30 novembre 2016

Le ghetto islamique de Brossard

Je crois comprendre que finalement, le projet n'aura pas lieu. Mais le simple fait que des gens l'aient voulu devrait être suffisant pour tirer la sonnette d'alarme et valider les arguments de ceux qui aimeraient voir une immigration moins importante et, pourquoi pas, privilégier celle de gens qui partagent nos valeurs.

Extrait du texte de MBC:

La nouvelle a fait sursauter: certains musulmans proches du Centre communautaire islamique de Brossard entendent créer un quartier musulman.

Il s’agirait de rassembler un certain nombre de musulmans qui pourraient ainsi vivre en communauté, selon leurs propres règles, en suivant intégralement les préceptes de leur religion.

(...) Le promoteur de cette idée ne manque pas de culot et va même jusqu’à­­ dire qu’il accepterait dans son projet 20 % de non-musulmans, pour peu qu’ils vivent selon la règle commune­­.

Trop aimable!

En un mot, la norme sera musul­mane, et les autres Québécois seront bien traités pour peu qu’ils se comportent en bons invités, se pliant aux coutumes et préceptes de leurs hôtes.

Traduisons: ils seront traités comme des étrangers chez eux et devront se plier aux règles musulmanes pour vivre en paix.
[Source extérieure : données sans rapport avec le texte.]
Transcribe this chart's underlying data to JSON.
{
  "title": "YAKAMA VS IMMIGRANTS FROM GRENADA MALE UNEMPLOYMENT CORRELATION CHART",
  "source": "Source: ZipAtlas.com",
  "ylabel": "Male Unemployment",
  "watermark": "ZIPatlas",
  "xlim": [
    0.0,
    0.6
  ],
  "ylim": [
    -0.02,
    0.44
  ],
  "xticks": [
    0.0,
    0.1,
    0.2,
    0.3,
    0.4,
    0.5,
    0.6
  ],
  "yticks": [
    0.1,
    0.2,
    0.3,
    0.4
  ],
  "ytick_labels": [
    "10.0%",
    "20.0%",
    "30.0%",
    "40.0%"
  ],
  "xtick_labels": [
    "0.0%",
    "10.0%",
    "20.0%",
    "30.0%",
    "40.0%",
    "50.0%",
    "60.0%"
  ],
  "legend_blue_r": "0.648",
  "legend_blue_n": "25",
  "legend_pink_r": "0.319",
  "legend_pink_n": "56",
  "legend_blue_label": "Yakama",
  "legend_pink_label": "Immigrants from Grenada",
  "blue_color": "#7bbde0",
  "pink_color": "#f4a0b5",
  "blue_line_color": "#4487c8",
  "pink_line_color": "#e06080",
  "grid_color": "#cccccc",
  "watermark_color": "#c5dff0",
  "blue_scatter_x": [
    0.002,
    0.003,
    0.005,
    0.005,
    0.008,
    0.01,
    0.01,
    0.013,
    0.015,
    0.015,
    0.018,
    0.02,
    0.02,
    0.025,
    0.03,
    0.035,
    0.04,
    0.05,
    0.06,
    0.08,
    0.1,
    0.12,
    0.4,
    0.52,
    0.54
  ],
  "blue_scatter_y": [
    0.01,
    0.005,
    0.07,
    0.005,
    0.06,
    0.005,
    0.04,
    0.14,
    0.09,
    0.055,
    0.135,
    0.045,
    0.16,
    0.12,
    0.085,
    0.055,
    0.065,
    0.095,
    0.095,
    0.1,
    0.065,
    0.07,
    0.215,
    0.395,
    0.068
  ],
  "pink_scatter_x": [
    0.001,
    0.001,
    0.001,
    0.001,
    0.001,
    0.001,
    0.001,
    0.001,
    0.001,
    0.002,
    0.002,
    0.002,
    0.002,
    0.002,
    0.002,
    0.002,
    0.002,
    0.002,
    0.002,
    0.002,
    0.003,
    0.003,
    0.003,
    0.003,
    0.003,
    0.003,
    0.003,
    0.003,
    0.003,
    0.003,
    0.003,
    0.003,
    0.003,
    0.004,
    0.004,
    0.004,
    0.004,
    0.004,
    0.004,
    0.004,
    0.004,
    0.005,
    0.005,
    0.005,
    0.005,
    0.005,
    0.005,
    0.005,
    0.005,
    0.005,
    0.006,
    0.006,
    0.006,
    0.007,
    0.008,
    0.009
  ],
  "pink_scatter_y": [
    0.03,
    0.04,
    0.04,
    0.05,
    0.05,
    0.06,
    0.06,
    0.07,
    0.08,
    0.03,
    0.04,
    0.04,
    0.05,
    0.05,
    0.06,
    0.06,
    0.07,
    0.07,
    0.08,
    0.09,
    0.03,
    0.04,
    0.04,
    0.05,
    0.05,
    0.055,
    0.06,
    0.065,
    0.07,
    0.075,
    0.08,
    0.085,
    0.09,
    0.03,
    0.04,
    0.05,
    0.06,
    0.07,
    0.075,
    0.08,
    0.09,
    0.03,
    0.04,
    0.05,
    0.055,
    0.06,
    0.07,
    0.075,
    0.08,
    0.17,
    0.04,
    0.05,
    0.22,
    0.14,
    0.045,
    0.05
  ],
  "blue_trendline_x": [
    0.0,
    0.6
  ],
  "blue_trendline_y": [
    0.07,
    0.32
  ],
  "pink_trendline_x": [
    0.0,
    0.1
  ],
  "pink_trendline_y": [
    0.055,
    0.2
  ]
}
Doit-on comprendre qu’ils y seront en territoires conquis?

Le multiculturalisme devient outrancier­­.

On aime dire que les Québécois sont terriblement intolérants.

Philippe Couillard croit même que si certains jeunes musulmans ont été tentés par l’islamisme, c’était à cause de l’islamophobie et de la Charte des valeurs.

Mais comment ne pas voir dans ce projet domiciliaire un exemple du désir­­ de ségrégation volontaire de certaines communautés culturelles, qui arrivent ici, parmi nous, mais tournent le dos au pays qui les accueille­­ pour désormais vivre entre elles?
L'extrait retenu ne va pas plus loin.